THE scale of Labour's foreboding north of the Border has been laid bare on the eve of the first televised Scottish leaders' debate with one ex-MP and candidate admitting the SNP surge is "like a tsunami" even the world's best swimmer could not hope to survive.

 

As yet another opinion poll suggests a Nationalist landslide on May 7 with the SNP on course to achieve 47 seats, Labour candidates have been brutally candid about their chances of success.

One ex-MP said: "I'm now set to Defcon f****d. I'm expecting to leave and never come back. It doesn't matter how good you are or how weak your (SNP) opponent is; it's over."

It came as Alistair Carmichael, the Scottish Secretary, confirmed the leaked memo of a meeting between Nicola Sturgeon and French Ambassador Sylvie Bermann in February was written in the Scotland Office.

The Minister denied it was embarrassing, saying: "This is the middle of an election campaign; these things happen."

The memo claimed Ms Sturgeon had told Ms Bermann that she would "rather see David Cameron remain as PM'' and that she did not regard Ed Miliband as ''prime minister material''. The FM emphatically dismissed the claim as "100 per cent untrue" while Pierre-Alain Coffinier, France's consul general in Edinburgh, also denied it.

Sir Jeremy Heywood, the Cabinet Secretary, has now launched a leak inquiry although a Cabinet Office source could not say whether it would report before or after polling day.

The latest poll has Labour with just 11 seats out of a previous 40, the Liberal Democrats with just one of its previous 11 and Scotland again becoming a Tory-free zone in terms of the House of Commons.

Another former Labour MP admitted: "The polls are right. I hear it on the doorstep; my people hear it. We have thousands of conversations and the polls are bang on." He added: "I'll be looking for another career after May."

A third said: "It is like a tsunami; there's nothing you can do about it. It doesn't matter if you're the best swimmer in the world."

Tomorrow at 8pm, Jim Murphy, the Scottish Labour leader, faces arguably his toughest test yet when he goes head to head with First Minister Nicola Sturgeon - fresh from her success in the UK seven-cornered debate - as well as Ruth Davidson for the Scottish Conservatives and Willie Rennie for the Scottish Liberal Democrats in the first of three TV specials in Scotland.

The two-hour debate will be hosted by STV in Edinburgh's Assembly Rooms and chaired by the station's political editor Bernard Ponsonby.

It will be followed on Wednesday with a live one-hour BBC Scotland debate from Aberdeen again with the four party leaders together with Patrick Harvie for the Scottish Greens and David Coburn for Ukip.
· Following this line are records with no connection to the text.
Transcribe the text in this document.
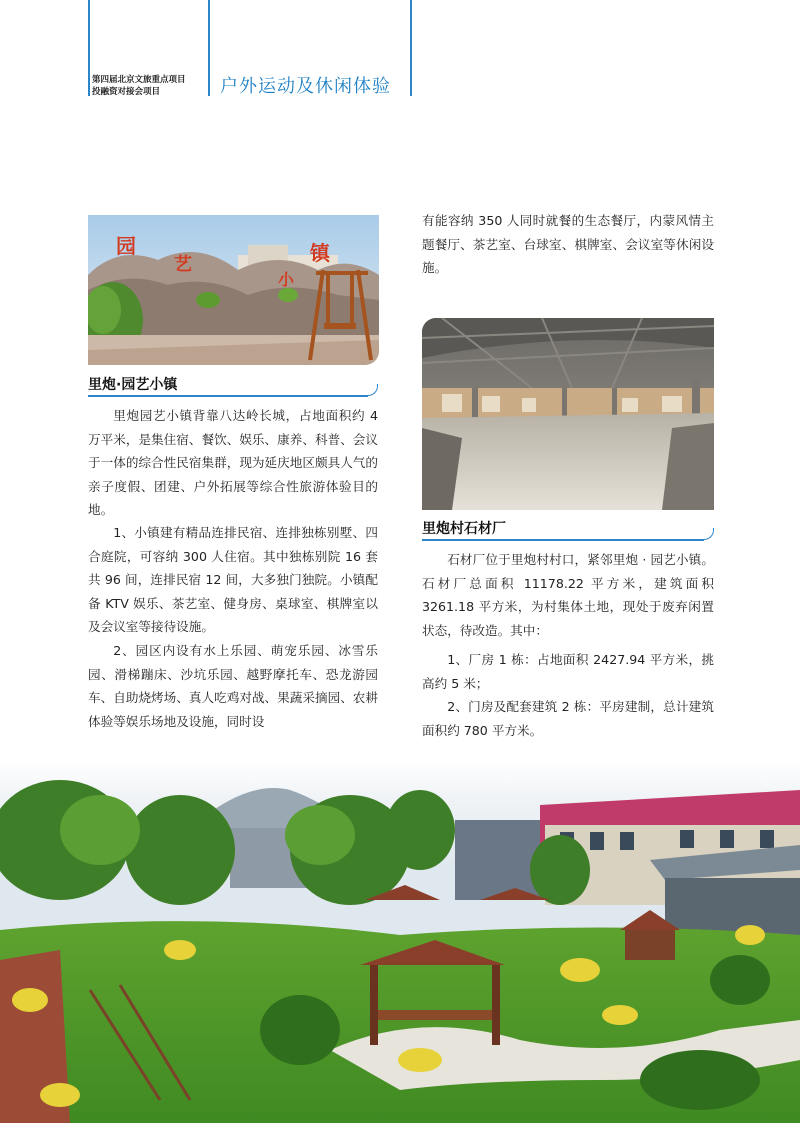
第四届北京文旅重点项目
投融资对接会项目	户外运动及休闲体验
园
艺
小
镇
里炮·园艺小镇
里炮园艺小镇背靠八达岭长城，占地面积约 4 万平米，是集住宿、餐饮、娱乐、康养、科普、会议于一体的综合性民宿集群，现为延庆地区颇具人气的亲子度假、团建、户外拓展等综合性旅游体验目的地。
1、小镇建有精品连排民宿、连排独栋别墅、四合庭院，可容纳 300 人住宿。其中独栋别院 16 套共 96 间，连排民宿 12 间，大多独门独院。小镇配备 KTV 娱乐、茶艺室、健身房、桌球室、棋牌室以及会议室等接待设施。
2、园区内设有水上乐园、萌宠乐园、冰雪乐园、滑梯蹦床、沙坑乐园、越野摩托车、恐龙游园车、自助烧烤场、真人吃鸡对战、果蔬采摘园、农耕体验等娱乐场地及设施，同时设
有能容纳 350 人同时就餐的生态餐厅，内蒙风情主题餐厅、茶艺室、台球室、棋牌室、会议室等休闲设施。
里炮村石材厂
石材厂位于里炮村村口，紧邻里炮 · 园艺小镇。石材厂总面积 11178.22 平方米，建筑面积 3261.18 平方米，为村集体土地，现处于废弃闲置状态，待改造。其中：
1、厂房 1 栋：占地面积 2427.94 平方米，挑高约 5 米；
2、门房及配套建筑 2 栋：平房建制，总计建筑面积约 780 平方米。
As Ms Sturgeon again called on Ed Miliband to match the SNP's promise to "lock out" David Cameron from Downing Street even if the Conservatives won the most seats at the election, George Osborne raised the political stakes.

Describing the SNP leader's latest intervention as more evidence of an "unholy alliance" between Labour and the Nationalists, the Chancellor claimed a Lab-SNP pact after May 7 would mean Ms Sturgeon running the UK Government not Mr Miliband.

"People know (from seeing) Ed Miliband this week that the Scottish Nationalist leaders are much stronger than he is and we know who would be running our government.

"That would be bad for the entire UK, bad for the integrity of the Union but also bad for our economy because it would mean higher debts and higher taxes. Here in west London in Chiswick and Isleworth this is as much on the ballot paper as it is in Glasgow or Edinburgh," added Mr Osborne.

In response, Angus Robertson, the SNP's campaign chief, said: "Left to their own devices, Labour would simply pursue a further £30 billion of Tory austerity cuts but a strong team of SNP MPs will put backbone into Labour."

He added: "More anti-Tory MPs than Tory MPs at the election means that we can lock David Cameron out of Downing Street. And electing a strong team of SNP MPs will also ensure that Scotland has real power at Westminster to ensure that Scottish interests are served and progressive politics delivered across the UK."

In a separate development, a senior Ukip source said party leader Nigel Farage would not be coming to Scotland at any time during the election campaign despite the fact the anti-EU party is planning to field candidates in all 59 Scottish seats.